At the time the Compact was made, a study was conducted to identify possible locations in each state in which to develop the physical Port. Ward Island, which is in the study area but had not been previously evaluated, was selected for evaluation in the fall of 2005.

Ward Island is located approximately one river mile below Lock and Dam 21 at river mile 324, near the terminus of Radio Road in the South Quincy Levee District. The site was judged as ideal for the Mid-America Regional Port and attached industrial park. The Industrial Park is protected by a 500 year levee, and the site is near potential industrial customers. In late 2005 the Commission made Ward Island area the primary site for initial development.

After successful establishment of the primary site at Ward Island, other satellite sites in each member state will be established as the port flourishes.

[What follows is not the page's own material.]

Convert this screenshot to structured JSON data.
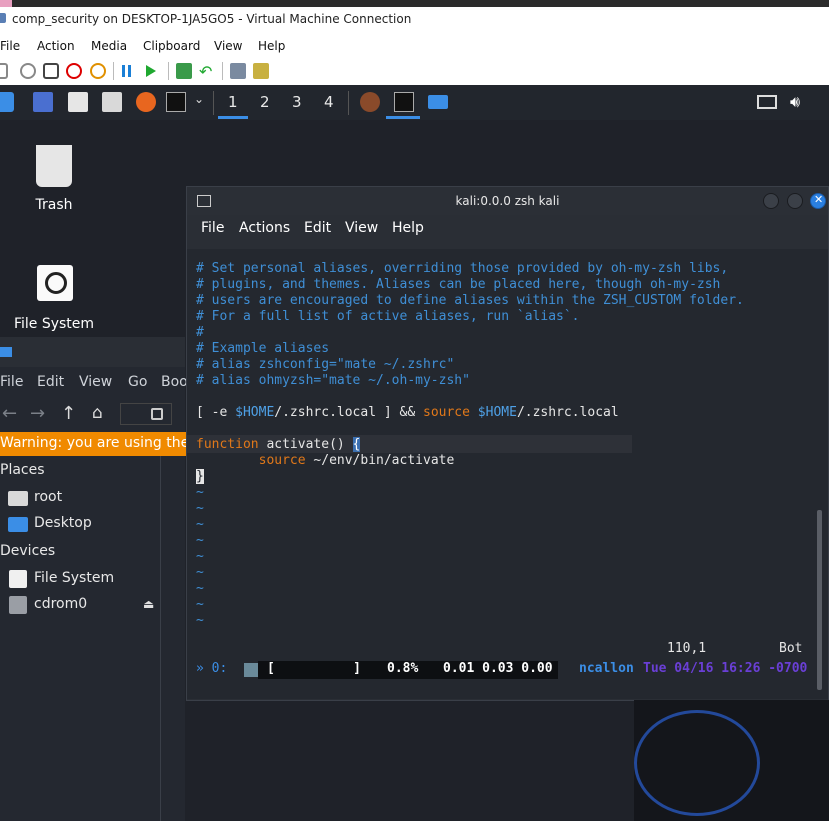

Power, Activities, and Policy/Vision

January 3, 2000

1. Power to Operate:

“Mid-America Port Commission” Acts passed by the States of Illinois, Iowa, and Missouri define the power of the Commission. The intergovernmental agreement as referred to therein enjoins the responsibility, to take actions necessary for operation of intermodal inland water transport terminals with foreign trade zone and sub-zone for the convenience of the businesses and trades to participate in international trade with cost benefits. Overall responsibility for the Mid-America Port Commission is vested in a Board of Commissioners. The legal grant of authority provides the framework for the development, operations, and maintenance of all port, terminal, and service activities that can be provided by the Mid-America Port Commission.

2. Activities in General

Activities of the Port Commission will entail:

  1. Socio-economic study for the geographic region covered by the Acts;
  2. Assessment of business potential through studies in marketing, trade pattern, regional economic growth potential, strategic location in relation to gateway ports, and shipping and shippers commitment;
  3. Identify the required infrastructure for maximizing the benefits to potential users of the facilities;
  4. Identify possible private and governmental investment and support; and
  5. Planning consistency.

3. Policy/Vision

The policy component of the Mid-America Port Commission will represent development strategies that will be compatible with legislative mandates and will be sensitive to the environment. The Mid-America Port Commission’s vision of its role is one of direct, active participation in selection of logistically appropriate sites. It will also include region-wide economic development activities to spur investment and create jobs in an environmentally responsible manner to promote economic prosperity of the people in the region.

The vision will also include facilitating strategically located multi-modal complexes, region-wide system improvement for freight movement, initiating development proposals in terminals and industrial parks, and support development activities throughout the jurisdiction of the Mid-America Port Commission.